Host supports TLS 1.2, AFNetworking handshake failing


I am trying to post to a server that supports TLS 1.2 -- at least when I perform a GET in a browser I can verify that the communication uses TLS 1.2 and that the cert is validated by a cert authority. However, when I try to POST in my code to that server using AFNetworking iOS 9.0 (13A4305g) / Xcode 7-beta4 I'm getting a handshake failure.

AFHTTPRequestOperationManager *manager = [AFHTTPRequestOperationManager manager];
manager.requestSerializer = [AFHTTPRequestSerializer serializerWithContentType:@"application/x-www-form-urlencoded"];    
manager.responseSerializer = [AFJSONResponseSerializer serializer];    
[manager POST:requestString parameters:@{ @"apiKey" : MY_API_KEY,
                                          @"payload" : [MyParams paramsForPOSTAsJSON] }
  success:^(AFHTTPRequestOperation *operation, NSDictionary *responseDict) {
      ...
} failure:^(AFHTTPRequestOperation *operation, NSError *error) {
      myLog(@"Communication failed: %@", error);
}];

The failure:

2015-08-06 15:01:08.398 MyApp[1795:394055] CFNetwork SSLHandshake failed (-9824)
2015-08-06 15:01:08.409 MyApp[1795:394055] NSURLSession/NSURLConnection HTTP load failed (kCFStreamErrorDomainSSL, -9824)
2015-08-06 15:01:08.412 MyApp[1795:393999] MyClass sendDataToServer Communication failed: Error Domain=NSURLErrorDomain Code=-1200 "An SSL error has occurred and a secure connection to the server cannot be made." ...

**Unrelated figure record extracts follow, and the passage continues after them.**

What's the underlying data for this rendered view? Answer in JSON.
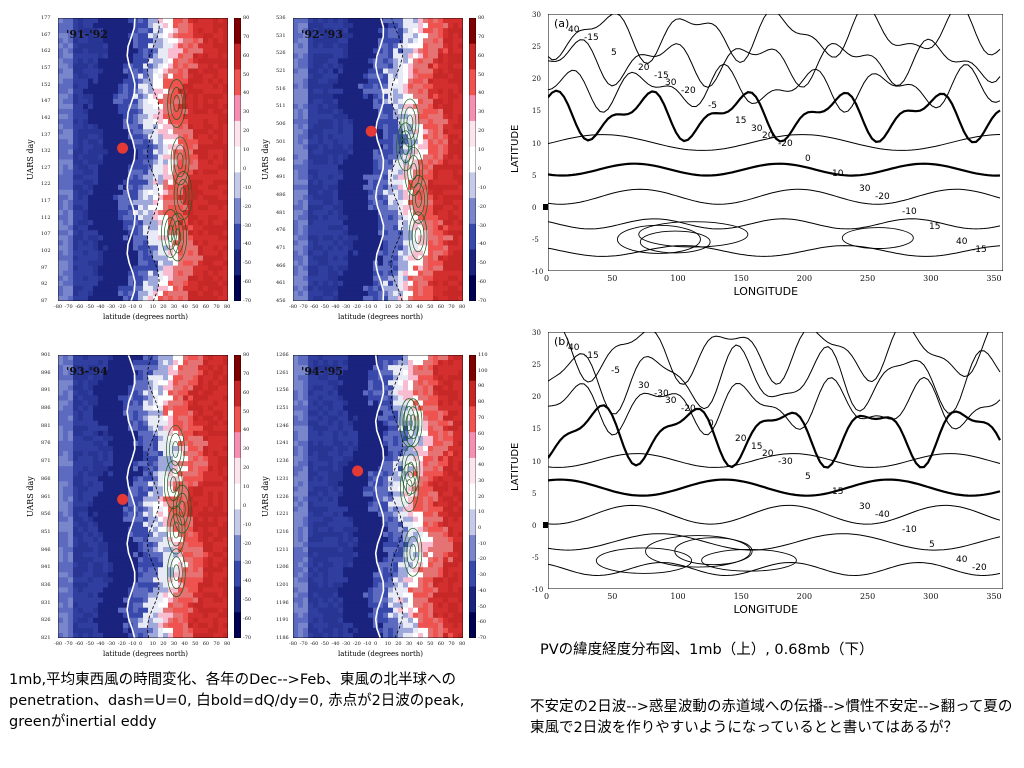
{
  "left_panels": [
    {
      "year_label": "'91-'92",
      "yticks": [
        "177",
        "167",
        "162",
        "157",
        "152",
        "147",
        "142",
        "137",
        "132",
        "127",
        "122",
        "117",
        "112",
        "107",
        "102",
        "97",
        "92",
        "87"
      ]
    },
    {
      "year_label": "'92-'93",
      "yticks": [
        "536",
        "531",
        "526",
        "521",
        "516",
        "511",
        "506",
        "501",
        "496",
        "491",
        "486",
        "481",
        "476",
        "471",
        "466",
        "461",
        "456"
      ]
    },
    {
      "year_label": "'93-'94",
      "yticks": [
        "901",
        "896",
        "891",
        "886",
        "881",
        "876",
        "871",
        "866",
        "861",
        "856",
        "851",
        "846",
        "841",
        "836",
        "831",
        "826",
        "821"
      ]
    },
    {
      "year_label": "'94-'95",
      "yticks": [
        "1266",
        "1261",
        "1256",
        "1251",
        "1246",
        "1241",
        "1236",
        "1231",
        "1226",
        "1221",
        "1216",
        "1211",
        "1206",
        "1201",
        "1196",
        "1191",
        "1186"
      ]
    }
  ],
  "heat_axis": {
    "ylabel": "UARS day",
    "xlabel": "latitude (degrees north)",
    "xticks": [
      "-80",
      "-70",
      "-60",
      "-50",
      "-40",
      "-30",
      "-20",
      "-10",
      "0",
      "10",
      "20",
      "30",
      "40",
      "50",
      "60",
      "70",
      "80"
    ],
    "colorbar_ticks": [
      "80",
      "70",
      "60",
      "50",
      "40",
      "30",
      "20",
      "10",
      "0",
      "-10",
      "-20",
      "-30",
      "-40",
      "-50",
      "-60",
      "-70"
    ],
    "colorbar_ticks_b": [
      "110",
      "100",
      "90",
      "80",
      "70",
      "60",
      "50",
      "40",
      "30",
      "20",
      "10",
      "0",
      "-10",
      "-20",
      "-30",
      "-40",
      "-50",
      "-60",
      "-70"
    ]
  },
  "contour_panels": [
    {
      "tag": "(a)",
      "xlabel": "LONGITUDE",
      "ylabel": "LATITUDE",
      "xticks": [
        "0",
        "50",
        "100",
        "150",
        "200",
        "250",
        "300",
        "350"
      ],
      "yticks": [
        "30",
        "25",
        "20",
        "15",
        "10",
        "5",
        "0",
        "-5",
        "-10"
      ],
      "labels": [
        "40",
        "30",
        "20",
        "30",
        "40",
        "20",
        "15",
        "10",
        "15",
        "5",
        "-5",
        "0",
        "-10",
        "-15",
        "-20",
        "-20",
        "-20",
        "-15",
        "-15",
        "30"
      ]
    },
    {
      "tag": "(b)",
      "xlabel": "LONGITUDE",
      "ylabel": "LATITUDE",
      "xticks": [
        "0",
        "50",
        "100",
        "150",
        "200",
        "250",
        "300",
        "350"
      ],
      "yticks": [
        "30",
        "25",
        "20",
        "15",
        "10",
        "5",
        "0",
        "-5",
        "-10"
      ],
      "labels": [
        "40",
        "30",
        "20",
        "30",
        "40",
        "30",
        "20",
        "15",
        "5",
        "-5",
        "0",
        "5",
        "-10",
        "-15",
        "-20",
        "-30",
        "-40",
        "-20",
        "-30",
        "15"
      ]
    }
  ],
  "captions": {
    "left": "1mb,平均東西風の時間変化、各年のDec-->Feb、東風の北半球へのpenetration、dash=U=0, 白bold=dQ/dy=0, 赤点が2日波のpeak, greenがinertial eddy",
    "right_title": "PVの緯度経度分布図、1mb（上）, 0.68mb（下）",
    "right": "不安定の2日波-->惑星波動の赤道域への伝播-->慣性不安定-->翻って夏の東風で2日波を作りやすいようになっているとと書いてはあるが？"
  },
  "colors": {
    "blue_dark": "#1a237e",
    "blue": "#3f51b5",
    "white": "#ffffff",
    "pink": "#f48fb1",
    "red": "#c62828",
    "dot": "#e53935"
  }
}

Am I missing something? How can I dig deeper? Suppose it is a problem with the server and not the code - how could I snoop that?


Solution

  • Steffen led me to the answer, and it was indeed that I needed the appropriate ciphers. An easy way to look at the supported ciphers on a port is the cipherscan tool. The ciphers supported for App Transport Security can be found here. Once I was able to test on a fully configured website, I did not need any kind of whitelisting. For TLS sites without the ciphers, I can set NSThirdPartyExceptionRequiresForwardSecrecy to false.

    UPDATE

    If you take beta 3 or above of OS X El Capitan, you can use the following command:

    nscurl --verbose --ats-diagnostics <host>
    

    This will tell you what entries you would need to add to your whitelist in order to make the connection succeed. This is a great help in demystifying SSL failures of type CFNetwork SSLHandshake failed (-9801).